The Badger was walking with a companion in the local park which has a beautiful lake. It’s a popular place with all age groups.  We stopped for a sandwich and a drink at a park bench overlooking the lovely lake with its many different species of ducks, geese, and waders. Nearby a group of about a dozen millennials, just about the age to be leaving College for University, were having a picnic, and discussing their aspirations, beliefs, and ambitions.  One was dominating conversation in the group and proclaiming they were going to be an environment and planet sustainability ‘activist’. They seemed to be very vocal and have strong views about what governments must do to fix the world’s problems.  What passion…and naivety…the Badger thought as he threw a few bits of crust to a friendly mallard. (I know. Bread is junk food for ducks, but this mallard was clearly hungry).

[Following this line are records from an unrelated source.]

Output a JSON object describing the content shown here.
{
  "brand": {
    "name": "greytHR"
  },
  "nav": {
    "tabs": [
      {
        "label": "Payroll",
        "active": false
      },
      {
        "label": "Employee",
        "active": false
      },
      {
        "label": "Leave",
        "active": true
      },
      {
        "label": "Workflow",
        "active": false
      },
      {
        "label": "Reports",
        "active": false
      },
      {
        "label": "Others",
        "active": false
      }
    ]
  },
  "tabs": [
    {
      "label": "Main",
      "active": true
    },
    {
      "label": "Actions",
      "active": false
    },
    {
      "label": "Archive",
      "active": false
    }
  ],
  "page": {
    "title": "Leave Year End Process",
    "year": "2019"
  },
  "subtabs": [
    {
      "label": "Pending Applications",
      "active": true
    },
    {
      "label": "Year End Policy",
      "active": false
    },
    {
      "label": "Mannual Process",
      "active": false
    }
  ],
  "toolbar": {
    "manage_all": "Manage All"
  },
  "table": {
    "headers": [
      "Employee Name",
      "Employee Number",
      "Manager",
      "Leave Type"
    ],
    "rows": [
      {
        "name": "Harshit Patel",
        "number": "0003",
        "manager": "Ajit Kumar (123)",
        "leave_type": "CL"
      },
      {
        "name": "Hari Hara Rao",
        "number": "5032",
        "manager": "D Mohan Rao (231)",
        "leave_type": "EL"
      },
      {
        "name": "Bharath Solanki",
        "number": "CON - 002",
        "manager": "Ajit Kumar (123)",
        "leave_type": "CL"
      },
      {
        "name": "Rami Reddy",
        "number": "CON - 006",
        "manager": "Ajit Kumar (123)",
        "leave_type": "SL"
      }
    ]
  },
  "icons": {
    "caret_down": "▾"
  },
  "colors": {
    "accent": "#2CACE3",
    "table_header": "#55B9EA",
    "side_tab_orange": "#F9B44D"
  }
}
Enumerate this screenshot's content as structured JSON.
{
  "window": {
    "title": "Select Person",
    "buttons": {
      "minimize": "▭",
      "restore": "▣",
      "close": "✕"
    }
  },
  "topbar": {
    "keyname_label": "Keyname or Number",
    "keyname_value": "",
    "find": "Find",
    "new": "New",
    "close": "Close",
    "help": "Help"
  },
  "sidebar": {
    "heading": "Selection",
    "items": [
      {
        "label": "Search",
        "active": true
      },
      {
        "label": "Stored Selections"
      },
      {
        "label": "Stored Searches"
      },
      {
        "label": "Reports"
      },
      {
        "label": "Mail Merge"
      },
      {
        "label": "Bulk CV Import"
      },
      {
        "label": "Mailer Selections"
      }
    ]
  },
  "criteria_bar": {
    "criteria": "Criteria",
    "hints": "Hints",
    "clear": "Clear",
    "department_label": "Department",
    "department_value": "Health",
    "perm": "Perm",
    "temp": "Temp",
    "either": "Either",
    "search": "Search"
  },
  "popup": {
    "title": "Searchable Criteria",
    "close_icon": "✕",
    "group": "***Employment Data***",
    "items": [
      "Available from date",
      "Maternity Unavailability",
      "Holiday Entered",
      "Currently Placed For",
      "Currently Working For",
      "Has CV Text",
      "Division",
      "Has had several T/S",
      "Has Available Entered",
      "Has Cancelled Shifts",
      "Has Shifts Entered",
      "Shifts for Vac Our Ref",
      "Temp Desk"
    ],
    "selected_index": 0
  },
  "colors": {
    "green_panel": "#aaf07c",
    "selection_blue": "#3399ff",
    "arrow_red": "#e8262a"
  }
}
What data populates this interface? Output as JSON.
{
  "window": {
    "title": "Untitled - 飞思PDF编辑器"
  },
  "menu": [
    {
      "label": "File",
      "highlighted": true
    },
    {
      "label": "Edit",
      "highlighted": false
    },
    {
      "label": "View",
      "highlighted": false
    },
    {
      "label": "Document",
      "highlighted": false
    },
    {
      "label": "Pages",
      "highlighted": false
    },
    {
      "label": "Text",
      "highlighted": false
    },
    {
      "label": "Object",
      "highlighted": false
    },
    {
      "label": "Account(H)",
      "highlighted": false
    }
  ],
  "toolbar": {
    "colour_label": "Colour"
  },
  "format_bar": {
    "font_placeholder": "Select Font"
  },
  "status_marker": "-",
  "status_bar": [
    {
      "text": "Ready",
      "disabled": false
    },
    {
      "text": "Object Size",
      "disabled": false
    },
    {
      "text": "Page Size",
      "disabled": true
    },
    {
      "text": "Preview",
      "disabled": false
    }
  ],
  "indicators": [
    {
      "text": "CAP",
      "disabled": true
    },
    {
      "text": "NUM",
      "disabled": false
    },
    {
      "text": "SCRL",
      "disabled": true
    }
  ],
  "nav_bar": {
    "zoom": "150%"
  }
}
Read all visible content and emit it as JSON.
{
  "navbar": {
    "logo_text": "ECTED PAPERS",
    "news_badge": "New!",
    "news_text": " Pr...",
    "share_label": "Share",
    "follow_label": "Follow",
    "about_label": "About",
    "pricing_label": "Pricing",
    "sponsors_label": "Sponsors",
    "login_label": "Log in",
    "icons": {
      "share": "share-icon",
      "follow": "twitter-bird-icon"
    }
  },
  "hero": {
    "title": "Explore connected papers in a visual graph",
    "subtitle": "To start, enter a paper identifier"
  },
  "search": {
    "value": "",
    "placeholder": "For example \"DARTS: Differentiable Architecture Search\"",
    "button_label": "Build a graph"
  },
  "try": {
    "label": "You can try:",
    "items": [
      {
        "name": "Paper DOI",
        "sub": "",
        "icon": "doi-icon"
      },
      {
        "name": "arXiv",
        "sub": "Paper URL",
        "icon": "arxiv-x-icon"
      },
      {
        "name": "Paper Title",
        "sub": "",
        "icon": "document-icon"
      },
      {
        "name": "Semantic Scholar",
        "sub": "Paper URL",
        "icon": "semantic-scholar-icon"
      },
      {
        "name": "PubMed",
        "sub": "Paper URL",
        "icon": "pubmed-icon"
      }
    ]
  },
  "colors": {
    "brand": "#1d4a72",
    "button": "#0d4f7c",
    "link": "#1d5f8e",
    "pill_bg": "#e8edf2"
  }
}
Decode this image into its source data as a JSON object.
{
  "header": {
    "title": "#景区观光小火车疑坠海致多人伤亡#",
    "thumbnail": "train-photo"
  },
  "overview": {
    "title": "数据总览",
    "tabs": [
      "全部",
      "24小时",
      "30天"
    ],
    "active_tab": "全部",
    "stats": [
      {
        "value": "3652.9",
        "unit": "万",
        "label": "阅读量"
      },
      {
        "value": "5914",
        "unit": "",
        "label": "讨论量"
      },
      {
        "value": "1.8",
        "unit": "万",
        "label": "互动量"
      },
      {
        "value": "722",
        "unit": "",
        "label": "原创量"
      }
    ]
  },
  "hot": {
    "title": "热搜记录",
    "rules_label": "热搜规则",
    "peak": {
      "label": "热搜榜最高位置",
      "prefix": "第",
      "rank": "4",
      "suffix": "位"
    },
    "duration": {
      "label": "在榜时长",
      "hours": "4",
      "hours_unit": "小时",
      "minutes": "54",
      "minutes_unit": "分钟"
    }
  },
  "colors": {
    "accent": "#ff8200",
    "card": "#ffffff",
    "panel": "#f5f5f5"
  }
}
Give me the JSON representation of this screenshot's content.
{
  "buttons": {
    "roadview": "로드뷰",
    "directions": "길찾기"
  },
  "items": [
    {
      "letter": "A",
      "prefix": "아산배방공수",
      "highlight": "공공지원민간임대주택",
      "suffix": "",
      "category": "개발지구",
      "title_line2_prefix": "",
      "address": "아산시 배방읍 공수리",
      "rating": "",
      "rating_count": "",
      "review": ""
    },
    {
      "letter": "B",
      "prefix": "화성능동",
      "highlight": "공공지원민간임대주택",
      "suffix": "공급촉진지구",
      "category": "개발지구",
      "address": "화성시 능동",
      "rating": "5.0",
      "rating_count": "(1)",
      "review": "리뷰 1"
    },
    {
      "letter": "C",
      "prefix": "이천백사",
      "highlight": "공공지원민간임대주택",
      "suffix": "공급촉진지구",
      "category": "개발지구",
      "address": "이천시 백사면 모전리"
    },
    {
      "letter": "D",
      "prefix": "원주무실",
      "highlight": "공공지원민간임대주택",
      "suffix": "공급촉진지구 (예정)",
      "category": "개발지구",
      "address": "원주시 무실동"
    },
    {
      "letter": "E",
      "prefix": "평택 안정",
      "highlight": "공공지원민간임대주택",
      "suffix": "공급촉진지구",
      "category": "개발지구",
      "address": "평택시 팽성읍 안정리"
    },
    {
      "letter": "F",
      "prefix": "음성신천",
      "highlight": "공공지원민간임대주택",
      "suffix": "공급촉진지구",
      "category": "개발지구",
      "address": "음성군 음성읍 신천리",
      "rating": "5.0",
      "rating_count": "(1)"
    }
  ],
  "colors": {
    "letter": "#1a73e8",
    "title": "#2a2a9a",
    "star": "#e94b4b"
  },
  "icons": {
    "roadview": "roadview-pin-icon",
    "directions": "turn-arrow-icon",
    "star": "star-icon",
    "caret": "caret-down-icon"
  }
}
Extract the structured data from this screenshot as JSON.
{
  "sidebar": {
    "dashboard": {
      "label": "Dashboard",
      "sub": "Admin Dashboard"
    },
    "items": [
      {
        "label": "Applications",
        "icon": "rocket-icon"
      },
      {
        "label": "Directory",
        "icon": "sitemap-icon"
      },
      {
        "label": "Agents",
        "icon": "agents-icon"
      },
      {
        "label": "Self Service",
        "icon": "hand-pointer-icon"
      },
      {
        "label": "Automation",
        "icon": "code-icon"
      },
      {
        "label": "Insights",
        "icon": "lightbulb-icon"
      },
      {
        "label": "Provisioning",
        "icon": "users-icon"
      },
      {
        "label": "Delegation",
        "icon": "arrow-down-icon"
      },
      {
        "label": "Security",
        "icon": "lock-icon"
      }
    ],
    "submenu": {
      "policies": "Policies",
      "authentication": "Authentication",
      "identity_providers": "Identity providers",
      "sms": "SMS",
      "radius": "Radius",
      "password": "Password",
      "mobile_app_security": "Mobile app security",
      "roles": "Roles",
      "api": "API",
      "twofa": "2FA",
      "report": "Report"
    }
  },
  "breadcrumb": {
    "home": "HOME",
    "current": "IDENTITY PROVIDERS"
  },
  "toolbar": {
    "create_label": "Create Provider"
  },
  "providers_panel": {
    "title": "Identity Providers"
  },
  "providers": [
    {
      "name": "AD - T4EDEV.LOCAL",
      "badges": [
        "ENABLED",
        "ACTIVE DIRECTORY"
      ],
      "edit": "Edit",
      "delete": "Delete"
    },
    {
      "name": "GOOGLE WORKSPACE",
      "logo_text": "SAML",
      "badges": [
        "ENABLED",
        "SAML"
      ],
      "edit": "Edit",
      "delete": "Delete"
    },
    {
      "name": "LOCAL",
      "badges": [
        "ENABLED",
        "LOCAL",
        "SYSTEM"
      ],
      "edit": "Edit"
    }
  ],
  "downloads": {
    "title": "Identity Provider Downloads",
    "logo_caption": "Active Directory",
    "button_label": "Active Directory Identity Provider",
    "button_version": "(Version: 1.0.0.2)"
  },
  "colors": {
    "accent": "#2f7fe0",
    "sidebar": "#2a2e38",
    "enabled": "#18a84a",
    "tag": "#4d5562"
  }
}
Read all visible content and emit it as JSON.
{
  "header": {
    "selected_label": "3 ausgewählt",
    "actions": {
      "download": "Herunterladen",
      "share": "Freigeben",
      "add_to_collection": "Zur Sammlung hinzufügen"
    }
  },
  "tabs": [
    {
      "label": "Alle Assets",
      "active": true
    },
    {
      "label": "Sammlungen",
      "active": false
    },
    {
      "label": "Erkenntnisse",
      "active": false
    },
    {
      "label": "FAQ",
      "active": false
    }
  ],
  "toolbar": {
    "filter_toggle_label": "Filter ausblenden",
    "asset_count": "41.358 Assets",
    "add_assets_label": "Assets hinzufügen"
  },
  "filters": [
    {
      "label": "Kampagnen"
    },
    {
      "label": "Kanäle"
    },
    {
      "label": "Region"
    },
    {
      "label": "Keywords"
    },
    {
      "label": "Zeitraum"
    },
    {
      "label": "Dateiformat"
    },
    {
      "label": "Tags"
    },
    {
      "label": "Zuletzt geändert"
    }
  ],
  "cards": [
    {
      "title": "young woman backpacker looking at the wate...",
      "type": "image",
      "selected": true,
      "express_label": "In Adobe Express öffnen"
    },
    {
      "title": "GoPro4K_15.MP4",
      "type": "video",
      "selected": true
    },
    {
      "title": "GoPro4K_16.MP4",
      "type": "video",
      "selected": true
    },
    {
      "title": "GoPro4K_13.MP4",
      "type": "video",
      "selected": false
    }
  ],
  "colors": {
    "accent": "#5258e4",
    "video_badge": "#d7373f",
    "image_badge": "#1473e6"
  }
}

The youngster droned on and on, and even the Badger’s walking companion commented that they liked the sound of their own voice too much for their own good.  And then a young lad in the group piped up with a killer question. ‘Do you know what the Periodic Table is?’, he asked. ‘No, and I don’t need to’, was the swift response. The young lad just said ‘The Periodic Table captures all the elements that make up our world. How can you be an environment or planet activist if you don’t know its elements?’

The orator shut up. The Badger almost clapped. The young lad asking the question will go far!  But isn’t it a bit worrying that someone can go through an education system, aspiring to be a green activist, and not know something about the Periodic Table?  If you want to be a young ‘green’ activist – and there’s nothing wrong with that – then surely you cannot say ‘I don’t need to know’ about the Periodic Table of elements that are at the heart of  the gadgets we use and all life on the planet?

Anyone aspiring to be any kind of green activist should needs an awareness of the Periodic Table to be credible.  In fact, perhaps we should all remind ourselves of the elements (and their scarcity) that underpin everything on the planet by refreshing our knowledge of the Periodic Table. You can find it on the Royal Society of Chemistry’s site here.